Your days are spent watching kids programs or Oprah type chat shows. Then at night when your partner comes home you hand over your little cherub to get dinner ready. After you put the little one to bed but instead of sitting together as a couple you find yourself texting a comment in the newsfeed of a mother's group on Facebook, meanwhile the other half has fallen asleep watching TV.
The tiredness is something you both never could of imagined or been prepared for. This is a tender time and its a good idea to take a step back and try to regain that closeness you once had. Otherwise cracks may start to form as you neglect each other.
We know about Post natal depression for mothers but we often forget that the fathers can also go through some depression and a sense of hopelessness. They can sometimes feel quite useless as the child can favour the mother as the one they go to for things or vice versa if the father is the stay at home parent. This and your lack of closeness can start a spiral of unhappiness you might not notice at first.

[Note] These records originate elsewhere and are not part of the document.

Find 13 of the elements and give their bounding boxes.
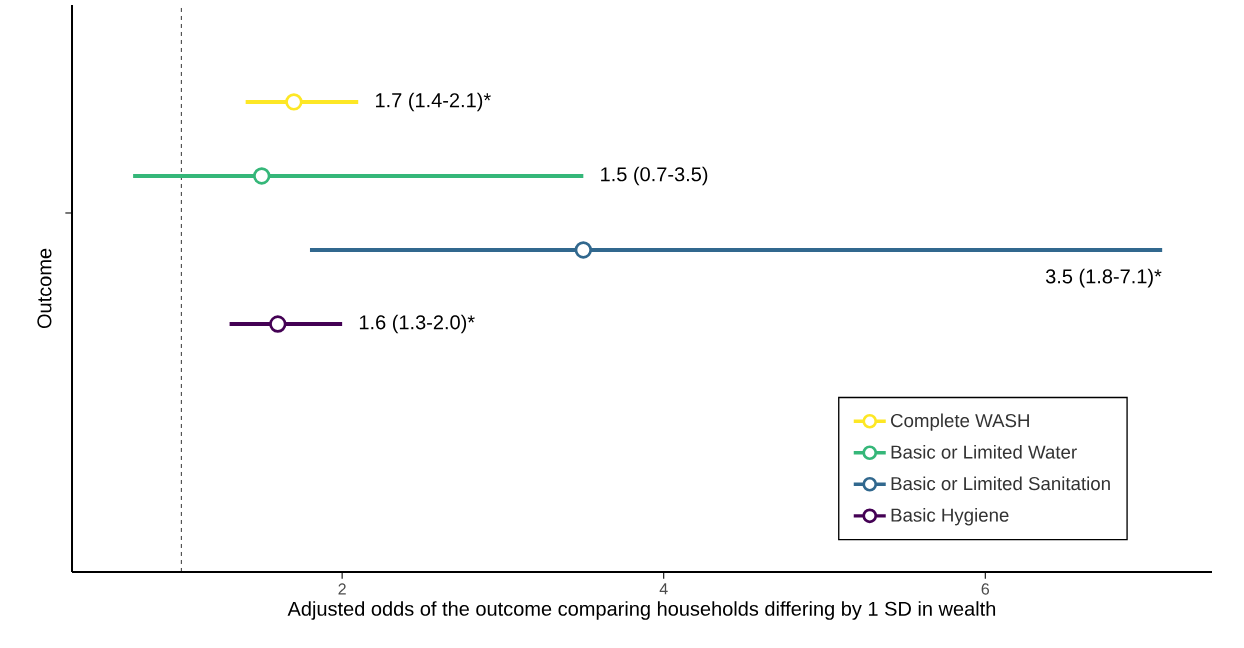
annotation: 1.7 (1.4-2.1)* [376, 92, 491, 112]
annotation: 3.5 (1.8-7.1)* [1045, 268, 1162, 288]
annotation: 1.5 (0.7-3.5) [601, 166, 708, 186]
legend-label: Basic or Limited Water [891, 444, 1077, 459]
x-tick-label: 2 [338, 583, 346, 595]
x-axis-title: Adjusted odds of the outcome comparing households differing by 1 SD in wealth [287, 601, 996, 620]
legend-label: Complete WASH [891, 413, 1029, 431]
x-tick-label: 4 [659, 583, 668, 595]
x-tick-label: 6 [981, 583, 990, 595]
legend-label: Basic Hygiene [891, 508, 1009, 526]
annotation: 1.6 (1.3-2.0)* [359, 314, 475, 334]
y-axis-title: Outcome [37, 248, 52, 329]
legend-label: Basic or Limited Sanitation [891, 476, 1110, 491]
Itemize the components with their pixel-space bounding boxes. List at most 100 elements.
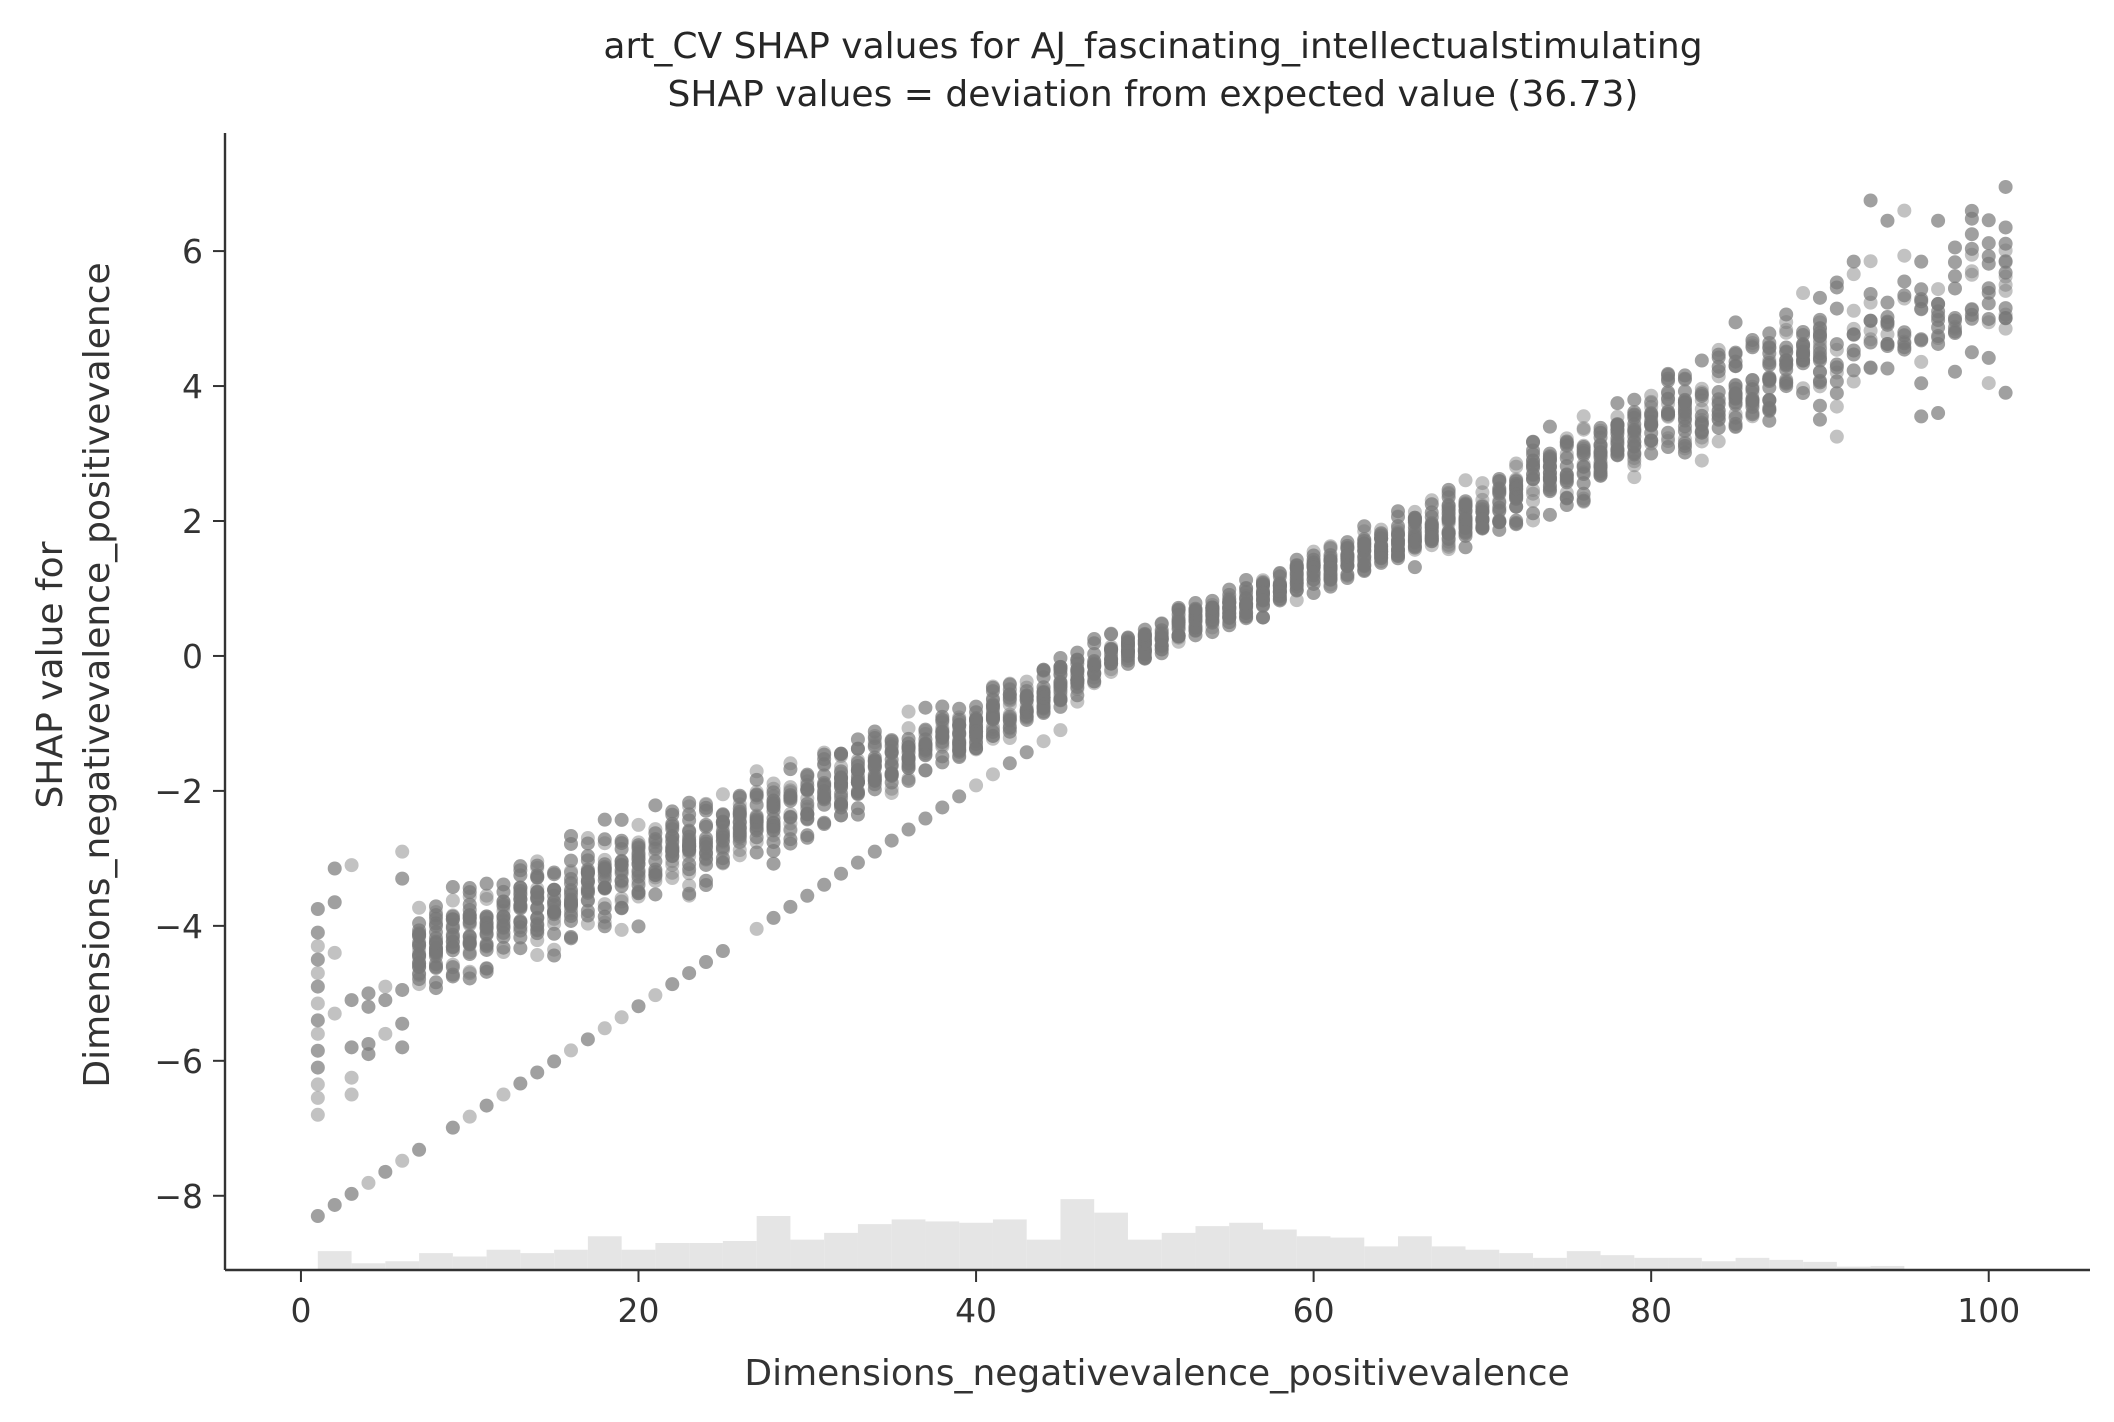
data-point [918, 700, 933, 715]
data-point [867, 739, 882, 754]
data-point [817, 768, 832, 783]
data-point [969, 742, 984, 757]
y-tick-label: 0 [182, 637, 203, 676]
data-point [631, 864, 646, 879]
data-point [1812, 342, 1827, 357]
data-point [749, 808, 764, 823]
data-point [1627, 392, 1642, 407]
data-point [462, 945, 477, 960]
data-point [1593, 449, 1608, 464]
data-point [1863, 360, 1878, 375]
data-point [1644, 433, 1659, 448]
data-point [817, 745, 832, 760]
data-point [563, 883, 578, 898]
data-point [496, 925, 511, 940]
data-point [884, 767, 899, 782]
data-point [614, 922, 629, 937]
data-point [1526, 460, 1541, 475]
data-point [901, 731, 916, 746]
data-point [901, 771, 916, 786]
data-point [952, 789, 967, 804]
data-point [1762, 371, 1777, 386]
data-point [1947, 321, 1962, 336]
data-point [1677, 436, 1692, 451]
data-point [1711, 408, 1726, 423]
data-point [428, 975, 443, 990]
data-point [682, 886, 697, 901]
data-point [1947, 311, 1962, 326]
data-point [530, 948, 545, 963]
data-point [952, 733, 967, 748]
data-point [1542, 446, 1557, 461]
histogram-bar [857, 1224, 892, 1270]
data-point [766, 781, 781, 796]
data-point [1863, 193, 1878, 208]
data-point [1002, 697, 1017, 712]
data-point [867, 754, 882, 769]
data-point [952, 710, 967, 725]
data-point [1812, 349, 1827, 364]
data-point [1391, 519, 1406, 534]
data-point [1644, 407, 1659, 422]
data-point [1154, 625, 1169, 640]
data-point [1829, 429, 1844, 444]
data-point [867, 844, 882, 859]
data-point [1745, 399, 1760, 414]
data-point [918, 737, 933, 752]
data-point [1762, 393, 1777, 408]
data-point [1205, 620, 1220, 635]
data-point [395, 1040, 410, 1055]
data-point [1677, 372, 1692, 387]
data-point [901, 822, 916, 837]
data-point [1205, 600, 1220, 615]
data-point [496, 894, 511, 909]
data-point [1239, 601, 1254, 616]
histogram-bar [1566, 1251, 1601, 1270]
data-point [462, 1109, 477, 1124]
data-point [1188, 601, 1203, 616]
y-tick-label: −4 [154, 907, 203, 946]
data-point [1914, 282, 1929, 297]
data-point [952, 714, 967, 729]
data-point [580, 853, 595, 868]
data-point [732, 790, 747, 805]
data-point [462, 897, 477, 912]
data-point [817, 797, 832, 812]
data-point [563, 885, 578, 900]
data-point [1981, 236, 1996, 251]
y-axis-label-line1: SHAP value for [30, 541, 71, 808]
data-point [1441, 524, 1456, 539]
data-point [530, 870, 545, 885]
data-point [783, 899, 798, 914]
data-point [1947, 281, 1962, 296]
data-point [1323, 548, 1338, 563]
data-point [479, 1098, 494, 1113]
data-point [1104, 626, 1119, 641]
data-point [1002, 687, 1017, 702]
data-point [1019, 702, 1034, 717]
data-point [445, 880, 460, 895]
data-point [1627, 451, 1642, 466]
data-point [749, 845, 764, 860]
data-point [1070, 662, 1085, 677]
data-point [513, 941, 528, 956]
data-point [1846, 254, 1861, 269]
data-point [1829, 357, 1844, 372]
data-point [952, 743, 967, 758]
data-point [1829, 399, 1844, 414]
data-point [614, 842, 629, 857]
data-point [1137, 650, 1152, 665]
data-point [580, 831, 595, 846]
histogram-bar [790, 1239, 825, 1270]
data-point [1509, 499, 1524, 514]
data-point [1542, 478, 1557, 493]
data-point [1897, 274, 1912, 289]
data-point [597, 880, 612, 895]
data-point [699, 834, 714, 849]
data-point [1070, 694, 1085, 709]
data-point [631, 877, 646, 892]
data-point [1610, 396, 1625, 411]
data-point [850, 732, 865, 747]
data-point [361, 1036, 376, 1051]
data-point [665, 865, 680, 880]
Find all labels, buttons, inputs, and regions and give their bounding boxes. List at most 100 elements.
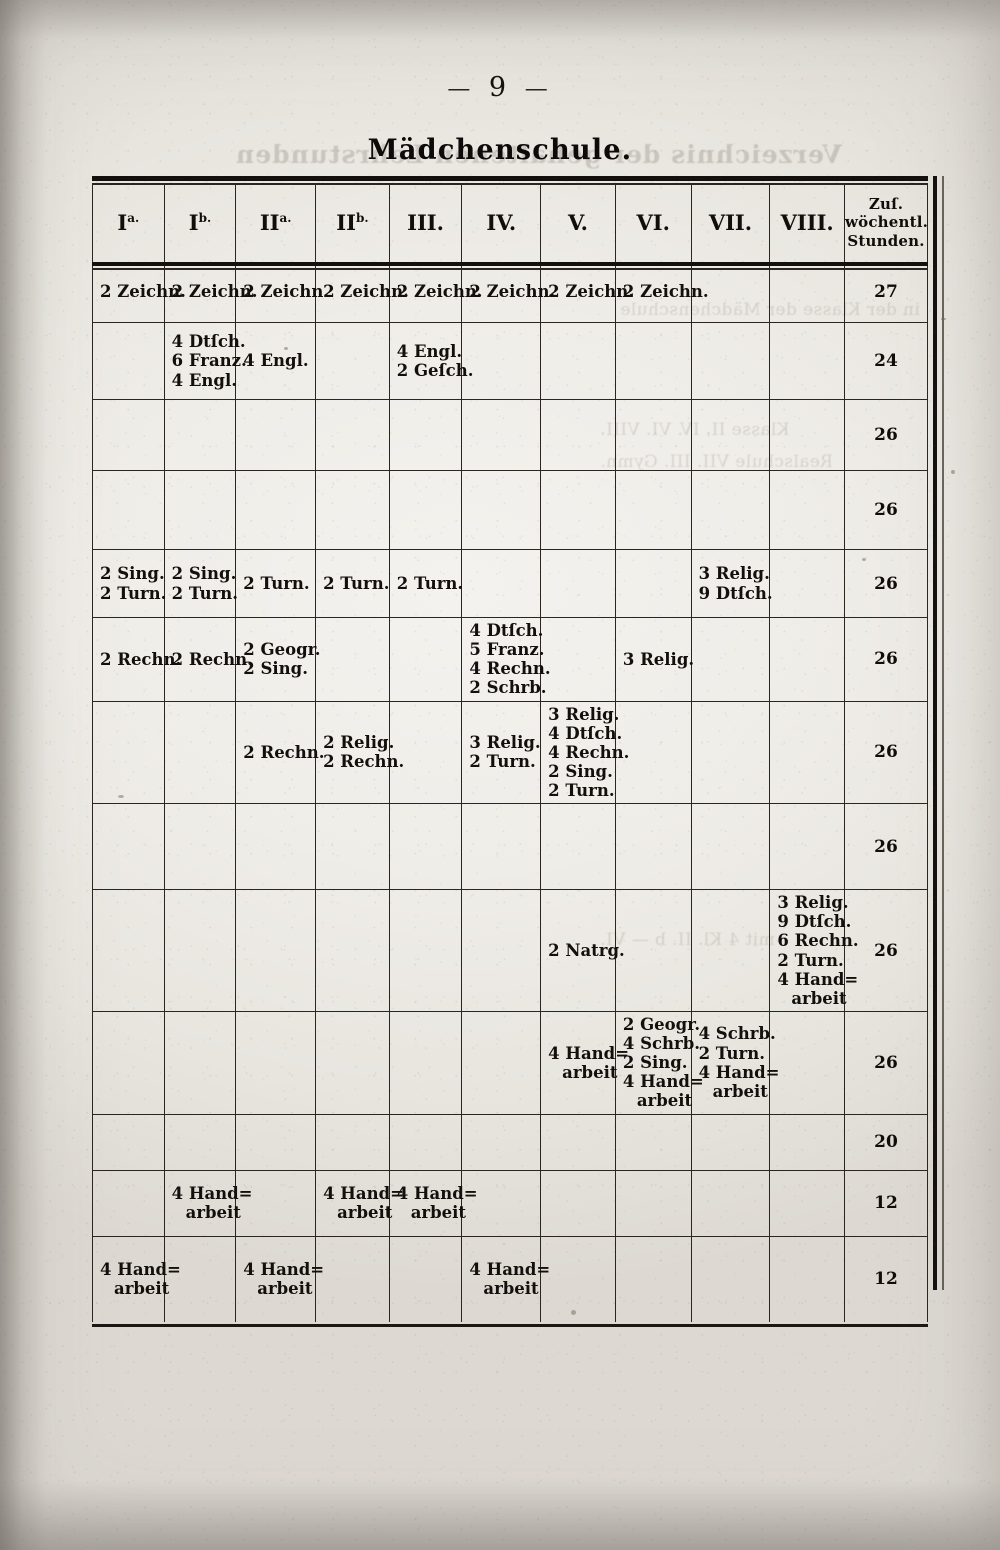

There are often restrictions with budgets to live on and lack of babysitters available which can prevent a couple having some time alone together. This is where you must value some simple things and get a little creative with your free time. Some couples I spoke to suggested these ideas:-
A walk on the beach together holding hands. Even if your little one is running on the sand in front of you. It's great for you as a couple but also for your child to see you showing love. We often stop showing affection to our partners when busy giving so much to our children.
You could book a couples massage. If you can't get out book a mobile couples massage for when the children are asleep.
Date night at home after the kids are asleep - a regular Friday night take away and favourite drink or bottle of wine with a home movie.
Book a babysitter twice a week and both go to the gym together. You might regain the attraction for each other's looks as you both become fitter, more confident and with more energy.
These are just a few things to try out but I'm sure if you put your mind to it there will be a lot more. Just don't lose sight of your partner and what brought you both together in the first place. Keep the love alive for both of you and for your children.